In this study, one-dimensional (1D) β-graphyne (βGY) Nanoribbons (NRs) and its three types of BN-substituted derivatives are investigated by the self-consistent-field Crystal Orbital (SCF-CO) method. To the authors’ knowledge, little information about the structural, electronic and transport properties of the 1D βGY NRs and BN-substituted βGY derivatives has been reported before. The phonon analysis shows that these 1D NRs should be dynamically stable. The structures with more BN pairs are believed to be more stable. The BN substituted positions and the edge structures have great impact on the electronic properties of the studied NRs. These NRs can be conductors, semiconductors or insulators. It is found that the metallic NR with sp² hybridized C atoms substituted by BN units has high superconducting transition temperature which is even higher than those of alkali-doped C₆₀ complexes. The mobilities of charge carriers for these NRs are also calculated. The band structures and the mobilities of 1D NRs are compared with those of the corresponding two-dimensional (2D) slabs.

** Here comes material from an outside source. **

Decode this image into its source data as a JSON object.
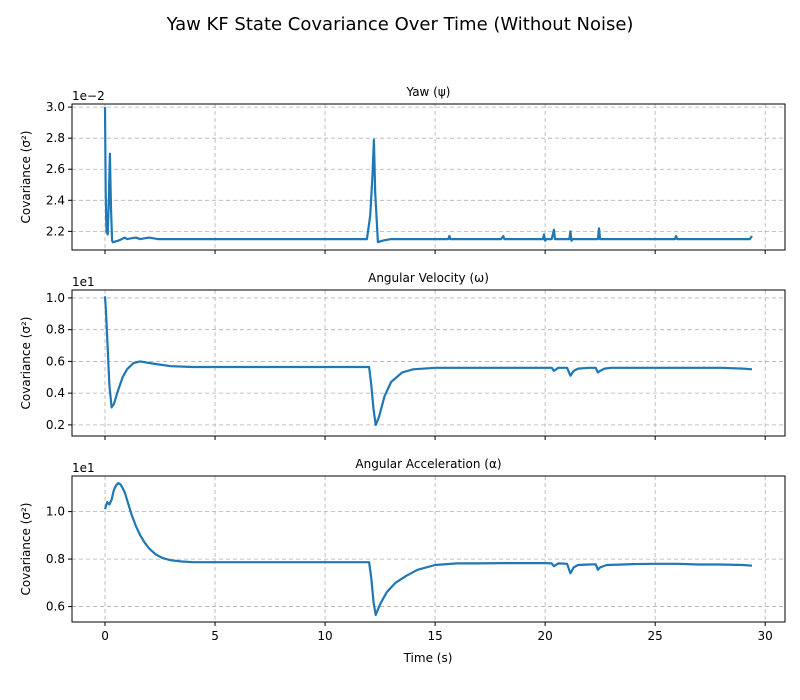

在这项研究中，一维（1D）β-石墨烯（βGY）纳米带（NRs）及其三种类型的BN取代衍生物通过自洽场晶体轨道（SCF-CO）方法进行了研究。据作者所知，关于一维βGYNRs和BN取代的βGY衍生物的结构，电子和输运性质的信息鲜有报道。在声子的分析表明，这些保护区1D应该是动态的稳定。具有更多BN对的结构被认为是更稳定的。BN取代的位置和边缘结构对所研究的NRs的电子性能有很大的影响。这些NR可以是导体，半导体或绝缘体。发现金属的NR与sp²被BN单元取代的杂化碳原子具有较高的超导转变温度，该温度甚至高于掺杂碱金属的C ₆₀配合物。还计算了这些NR的电荷载流子迁移率。将一维NR的能带结构和迁移率与相应的二维（2D）平板进行比较。